On Thu, 5 Sep 2002, Christer Weinigel wrote:
I think I need a short introduction to LinuxBIOS and also a short history of where it came from.
history: I started this project at LANL three years ago this month. The original purpose was to make clusters easier to manage. Clusters take 1 FTE per 128 nodes to manage at minimum, and that was no longer workable ca. 1999, as we envisioned clusters of 256 or 1024 or more nodes. At the same time, existing BIOSes were too stupid to be useful, and took a lot of effort to keep running -- I once had to do the "magic key" sequence to get 128 nodes to boot from CDROM. Remy Evard at Argonne got to move a keyboard and cart around to over 256 nodes to do a bios upgrade -- twice. Systems with existing BIOSes could not be used to build manageable clusters.
It seemed to me that with the demise of ISA and other old PC junk, and the common use of self-describing hardware, we could build an open-source BIOS. My hope was that we could further use Linux as the bootstrap and second half of the BIOS. There were thus two key questions to ask: could Linux boot Linux, and could we write an open source BIOS? If both these questions could be answered "yes", then an open-source BIOS was practical.
I spent the next few months figuring out if Linux could boot Linux. I had a fair number of core folks tell me this was impossible, but we did it anyway, and other folks have come along since and written much better systems that do the same thing (see kexec and two kernel monte and bootimg).
Once we knew linux could boot linux, it was time to check out open source bioses. James Hendrix and Dale Webster found OpenBIOS and over winter break showed that our L440GX+ boards could be booted with OpenBIOS -- from a floppy, under DOS.
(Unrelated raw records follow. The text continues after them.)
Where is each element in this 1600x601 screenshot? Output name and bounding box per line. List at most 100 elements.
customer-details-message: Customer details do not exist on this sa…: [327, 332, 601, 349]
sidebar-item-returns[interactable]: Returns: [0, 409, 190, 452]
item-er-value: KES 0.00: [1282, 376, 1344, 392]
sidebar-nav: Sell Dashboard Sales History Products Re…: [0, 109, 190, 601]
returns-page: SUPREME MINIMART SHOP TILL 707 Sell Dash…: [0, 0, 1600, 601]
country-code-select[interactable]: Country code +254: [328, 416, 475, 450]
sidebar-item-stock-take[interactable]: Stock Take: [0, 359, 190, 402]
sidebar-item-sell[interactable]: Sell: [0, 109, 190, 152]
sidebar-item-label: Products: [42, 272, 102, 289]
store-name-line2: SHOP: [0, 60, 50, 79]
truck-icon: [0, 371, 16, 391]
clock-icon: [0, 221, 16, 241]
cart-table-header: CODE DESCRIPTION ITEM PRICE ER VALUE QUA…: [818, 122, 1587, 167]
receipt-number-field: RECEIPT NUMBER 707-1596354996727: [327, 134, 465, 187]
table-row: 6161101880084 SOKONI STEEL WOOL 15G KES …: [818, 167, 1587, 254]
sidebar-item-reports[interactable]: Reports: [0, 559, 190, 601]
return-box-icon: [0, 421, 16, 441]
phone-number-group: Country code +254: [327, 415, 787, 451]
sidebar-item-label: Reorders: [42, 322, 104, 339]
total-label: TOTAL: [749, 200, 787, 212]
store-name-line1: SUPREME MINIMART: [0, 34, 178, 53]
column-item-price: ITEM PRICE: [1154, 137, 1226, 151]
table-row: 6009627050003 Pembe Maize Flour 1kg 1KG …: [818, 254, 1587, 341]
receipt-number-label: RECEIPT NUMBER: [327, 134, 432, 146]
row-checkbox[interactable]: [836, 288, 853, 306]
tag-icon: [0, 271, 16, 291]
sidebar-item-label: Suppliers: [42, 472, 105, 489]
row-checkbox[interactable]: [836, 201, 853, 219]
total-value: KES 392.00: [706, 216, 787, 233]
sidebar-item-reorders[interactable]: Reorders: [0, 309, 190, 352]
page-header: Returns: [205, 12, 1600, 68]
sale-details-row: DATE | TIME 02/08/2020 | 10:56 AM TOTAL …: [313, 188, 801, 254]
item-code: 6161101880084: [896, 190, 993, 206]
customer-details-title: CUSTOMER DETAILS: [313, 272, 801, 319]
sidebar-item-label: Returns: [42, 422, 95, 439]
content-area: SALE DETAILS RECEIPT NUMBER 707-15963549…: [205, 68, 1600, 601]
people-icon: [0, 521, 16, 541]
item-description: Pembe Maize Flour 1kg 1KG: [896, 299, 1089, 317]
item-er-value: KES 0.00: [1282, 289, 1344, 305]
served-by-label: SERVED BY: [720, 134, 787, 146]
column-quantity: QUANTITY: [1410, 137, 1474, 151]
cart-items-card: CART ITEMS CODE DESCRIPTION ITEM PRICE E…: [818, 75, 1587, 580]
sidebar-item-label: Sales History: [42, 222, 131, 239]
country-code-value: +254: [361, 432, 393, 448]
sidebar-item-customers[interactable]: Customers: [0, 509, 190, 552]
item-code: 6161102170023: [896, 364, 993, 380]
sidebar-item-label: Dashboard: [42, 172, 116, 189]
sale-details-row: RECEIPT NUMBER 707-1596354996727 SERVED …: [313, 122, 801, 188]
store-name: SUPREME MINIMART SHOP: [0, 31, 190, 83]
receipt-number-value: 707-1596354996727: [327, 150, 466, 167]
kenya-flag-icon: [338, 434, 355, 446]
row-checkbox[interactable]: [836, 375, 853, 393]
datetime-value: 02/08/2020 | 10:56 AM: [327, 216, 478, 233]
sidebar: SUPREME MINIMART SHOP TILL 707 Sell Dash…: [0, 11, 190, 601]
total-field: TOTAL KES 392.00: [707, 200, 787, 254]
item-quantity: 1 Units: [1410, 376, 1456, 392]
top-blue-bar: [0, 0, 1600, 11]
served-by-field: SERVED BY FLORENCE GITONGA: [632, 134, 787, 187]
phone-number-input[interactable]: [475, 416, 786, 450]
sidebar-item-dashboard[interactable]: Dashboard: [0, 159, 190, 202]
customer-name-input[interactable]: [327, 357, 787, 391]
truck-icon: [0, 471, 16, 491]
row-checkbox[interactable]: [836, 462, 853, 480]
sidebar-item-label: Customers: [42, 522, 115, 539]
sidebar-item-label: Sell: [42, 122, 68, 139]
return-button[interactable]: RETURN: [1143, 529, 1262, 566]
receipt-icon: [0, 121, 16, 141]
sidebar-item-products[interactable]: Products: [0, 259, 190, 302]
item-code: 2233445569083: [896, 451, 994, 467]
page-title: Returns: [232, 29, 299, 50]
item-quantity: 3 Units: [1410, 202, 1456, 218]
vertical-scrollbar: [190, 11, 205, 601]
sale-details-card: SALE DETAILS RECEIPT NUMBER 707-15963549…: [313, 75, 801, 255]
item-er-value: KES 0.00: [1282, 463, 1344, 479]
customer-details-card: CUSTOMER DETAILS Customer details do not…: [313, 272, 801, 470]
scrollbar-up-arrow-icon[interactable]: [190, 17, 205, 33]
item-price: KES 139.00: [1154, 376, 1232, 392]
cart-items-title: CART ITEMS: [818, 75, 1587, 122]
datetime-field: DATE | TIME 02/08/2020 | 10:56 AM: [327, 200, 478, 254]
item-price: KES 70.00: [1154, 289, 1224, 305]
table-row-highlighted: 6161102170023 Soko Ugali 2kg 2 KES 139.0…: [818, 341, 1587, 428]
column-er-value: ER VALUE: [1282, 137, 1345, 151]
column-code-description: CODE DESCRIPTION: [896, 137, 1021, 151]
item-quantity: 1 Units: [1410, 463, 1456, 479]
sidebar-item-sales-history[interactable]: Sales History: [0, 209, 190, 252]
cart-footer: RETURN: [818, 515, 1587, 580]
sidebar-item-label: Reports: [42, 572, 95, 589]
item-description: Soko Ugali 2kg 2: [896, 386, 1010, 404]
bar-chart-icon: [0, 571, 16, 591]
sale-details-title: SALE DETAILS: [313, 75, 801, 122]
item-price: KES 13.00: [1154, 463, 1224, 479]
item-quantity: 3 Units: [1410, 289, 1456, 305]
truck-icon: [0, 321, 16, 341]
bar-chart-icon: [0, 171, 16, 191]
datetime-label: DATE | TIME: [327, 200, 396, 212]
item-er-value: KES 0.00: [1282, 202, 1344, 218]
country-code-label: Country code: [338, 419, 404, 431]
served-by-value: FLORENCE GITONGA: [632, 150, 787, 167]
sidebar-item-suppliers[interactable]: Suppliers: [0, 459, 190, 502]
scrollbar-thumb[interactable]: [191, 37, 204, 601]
The next few months were consumed with me trying to figure out how to get flash written on the 440GX, and then trying to figure out why DRAM did not work.
Sometime that spring SiS joined the effort. The first "multi-user login" message on the web page is "New as of 5/5/00: First login, 9:15 AM MST".
Also that Spring we moved the code base to FreeBIOS as it had more C and less assembly.
Ca. 5/10/00 the NPS tried to burn Los Alamos down so we took a short break.
From that point on, more and more people have joined the effort, and at
this point LLNL and linuxnetworx are building a 1000+ node linux cluster using linuxbios machines.
- What are the main benefits in using LinuxBIOS?
maintainable clusters maintainable systems fast boot (matters to some people) better control of the system LinuxBIOS in many cases does a better job of chipset config
Not as flexible as a normal BIOS.
well, not really true in all cases. Check out the cwlinux offering, where flash boots into busybox linux. NO BIOS is that flexible!
Requires hardware and chipset documentation, it's hard to keep up with the hardware development..
true for now, although at least two motherboard vendors are plannning to support linuxbios.
Hard to handle PCI cards with expansion ROMs on them that expect a standard PC BIOS.
partially true, but getting better.
- What chipsets are supported by LinuxBIOS today?
Is there a list of supported chipsets?